Un militaire britannique au centre d’une opération clandestine américaine ?

Il en ressort que l’accusation implicite de Rachad Antonius, qui est de toute façon insuffisamment étayée, repose sur deux arguments remis en cause par le principal intéressé. Celui qui est dépeint comme un agent secret occidental n’aurait été officier dans l’armée britannique que de 1993 à 2000, avant de travailler pendant deux ans au département des opérations de maintien de la paix au Bureau du représentant spécial des Nations unies au Kosovo. En tant que vice-président pour les projets spéciaux humanitaires à Olive Group, où il travaillera de 2005 à 2008, il conduira notamment les missions de réponse au tsunami à Aceh sur l’île de Sumatra en Indonésie, en 2004, et d’évacuation de civils lors du conflit israélo-libanais de 2006.

La fusion d’Olive Group avec Academi, absorbés par Constellis Group, a eu lieu en 2015, bien après qu’il a eu quitté ses fonctions au sein de la société, contrairement à ce que laissent entendre ses détracteurs. S’il admet avoir été un contractuel pour le Foreign Office britannique au Moyen-Orient, de 2002 à 2005, il dément catégoriquement être en lien avec un quelconque service de renseignement, encore moins américain. « Et à aucun moment au cours de cette période je n’ai participé à des opérations en Irak ou porté une arme», affirme-t-il.

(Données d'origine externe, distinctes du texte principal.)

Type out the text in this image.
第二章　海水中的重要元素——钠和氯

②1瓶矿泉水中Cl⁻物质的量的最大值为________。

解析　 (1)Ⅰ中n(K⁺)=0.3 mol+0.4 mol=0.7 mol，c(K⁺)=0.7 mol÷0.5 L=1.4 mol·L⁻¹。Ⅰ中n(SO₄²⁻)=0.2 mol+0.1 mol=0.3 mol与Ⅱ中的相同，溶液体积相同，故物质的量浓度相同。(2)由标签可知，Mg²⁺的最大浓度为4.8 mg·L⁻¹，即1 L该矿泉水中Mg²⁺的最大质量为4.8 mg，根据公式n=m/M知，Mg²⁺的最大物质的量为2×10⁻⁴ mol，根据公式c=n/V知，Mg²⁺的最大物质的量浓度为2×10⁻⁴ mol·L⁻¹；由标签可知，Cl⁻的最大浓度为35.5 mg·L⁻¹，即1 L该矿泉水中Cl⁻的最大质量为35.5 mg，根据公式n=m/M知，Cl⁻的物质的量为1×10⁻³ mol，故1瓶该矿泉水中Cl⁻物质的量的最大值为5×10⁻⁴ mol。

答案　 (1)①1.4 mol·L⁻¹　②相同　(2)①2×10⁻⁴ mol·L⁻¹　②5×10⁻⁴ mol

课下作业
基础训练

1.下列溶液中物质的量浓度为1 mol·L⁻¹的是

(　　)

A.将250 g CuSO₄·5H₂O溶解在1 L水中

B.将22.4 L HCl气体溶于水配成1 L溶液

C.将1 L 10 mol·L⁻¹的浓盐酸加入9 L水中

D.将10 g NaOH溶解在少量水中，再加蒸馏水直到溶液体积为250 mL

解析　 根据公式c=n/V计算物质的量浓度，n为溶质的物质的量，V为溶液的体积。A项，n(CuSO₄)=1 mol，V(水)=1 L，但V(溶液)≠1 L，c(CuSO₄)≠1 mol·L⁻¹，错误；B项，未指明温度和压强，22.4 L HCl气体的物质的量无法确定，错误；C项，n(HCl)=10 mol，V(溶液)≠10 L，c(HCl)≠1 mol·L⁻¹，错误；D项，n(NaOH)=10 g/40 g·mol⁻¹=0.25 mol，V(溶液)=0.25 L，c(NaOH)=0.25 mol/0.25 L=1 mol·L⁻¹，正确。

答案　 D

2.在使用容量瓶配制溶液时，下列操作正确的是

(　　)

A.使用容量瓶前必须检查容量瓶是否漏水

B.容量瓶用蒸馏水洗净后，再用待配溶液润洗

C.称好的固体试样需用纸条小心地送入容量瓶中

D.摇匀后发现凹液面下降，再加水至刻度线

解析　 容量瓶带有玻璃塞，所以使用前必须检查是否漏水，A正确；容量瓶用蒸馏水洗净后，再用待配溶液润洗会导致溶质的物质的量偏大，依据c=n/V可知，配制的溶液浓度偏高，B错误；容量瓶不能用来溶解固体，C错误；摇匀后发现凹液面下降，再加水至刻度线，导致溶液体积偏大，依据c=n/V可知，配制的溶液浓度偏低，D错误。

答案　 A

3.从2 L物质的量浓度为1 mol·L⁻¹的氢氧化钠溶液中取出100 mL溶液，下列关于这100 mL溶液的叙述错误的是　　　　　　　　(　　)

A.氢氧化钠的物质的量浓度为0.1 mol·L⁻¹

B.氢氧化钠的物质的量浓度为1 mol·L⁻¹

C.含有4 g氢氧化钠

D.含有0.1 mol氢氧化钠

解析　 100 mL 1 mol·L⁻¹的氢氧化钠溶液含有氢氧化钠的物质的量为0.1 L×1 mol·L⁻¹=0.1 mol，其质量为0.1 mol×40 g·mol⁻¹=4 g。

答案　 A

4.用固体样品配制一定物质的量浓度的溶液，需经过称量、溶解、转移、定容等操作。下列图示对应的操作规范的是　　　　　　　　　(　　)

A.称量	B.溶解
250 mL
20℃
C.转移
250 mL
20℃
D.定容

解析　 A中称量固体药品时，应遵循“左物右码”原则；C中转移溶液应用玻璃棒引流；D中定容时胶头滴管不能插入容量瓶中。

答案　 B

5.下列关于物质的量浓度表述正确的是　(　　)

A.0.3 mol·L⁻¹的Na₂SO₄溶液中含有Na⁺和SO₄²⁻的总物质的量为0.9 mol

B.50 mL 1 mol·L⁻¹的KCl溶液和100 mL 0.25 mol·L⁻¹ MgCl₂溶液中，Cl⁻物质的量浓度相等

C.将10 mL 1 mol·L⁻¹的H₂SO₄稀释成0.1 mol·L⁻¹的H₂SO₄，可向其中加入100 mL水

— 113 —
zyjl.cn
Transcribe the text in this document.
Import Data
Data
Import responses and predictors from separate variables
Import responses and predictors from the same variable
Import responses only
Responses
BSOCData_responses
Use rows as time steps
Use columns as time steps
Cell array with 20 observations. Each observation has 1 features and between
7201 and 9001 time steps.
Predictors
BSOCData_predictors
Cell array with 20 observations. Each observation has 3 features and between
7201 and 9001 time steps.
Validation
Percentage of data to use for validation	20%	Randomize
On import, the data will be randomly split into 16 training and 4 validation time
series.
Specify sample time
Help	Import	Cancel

En revanche il estimait que son expérience dans la sécurité privée et sa connaissance des zones instables pouvaient être utiles sur le terrain syrien. D’ailleurs, comme le montre son passage par Olive Group, les sociétés de sécurité privée ne sont pas seulement au service de gouvernements belligérants, comme Blackwater le fut en Irak. Avec la multiplication des attaques contre les organisations humanitaires et des environnements instables difficiles à appréhender, toutes les grandes institutions humanitaires ont recours à des sociétés internationales de sécurité privées, notamment pour du conseil en formation liée à la sécurité, l’évaluation des risques et la gestion sécuritaire. Qui plus est, leurs activités et services se sont diversifiées, offrant par exemple une expertise en reconstruction, gestion du risque ou encore en gouvernance.

C’est justement dans le cadre d’un tel travail qu’une réunion a été organisée en janvier 2013 avec des habitants d’Alep dans les locaux d’Analysis, Research and Knowledge (ARK) à Istanbul, où James Le Mesurier, sympathisant de la cause des manifestants pacifiques syriens, a commencé à travailler en 2012. La réunion visait à comprendre précisément les conditions sur le terrain, qui furent décrites en détail par les Alépins et lui permirent de prendre conscience de l’ampleur des bombardements par le régime et l’absence d’une organisation structurée d’ambulances et de pompiers ou d’une capacité de « recherche et sauvetage ».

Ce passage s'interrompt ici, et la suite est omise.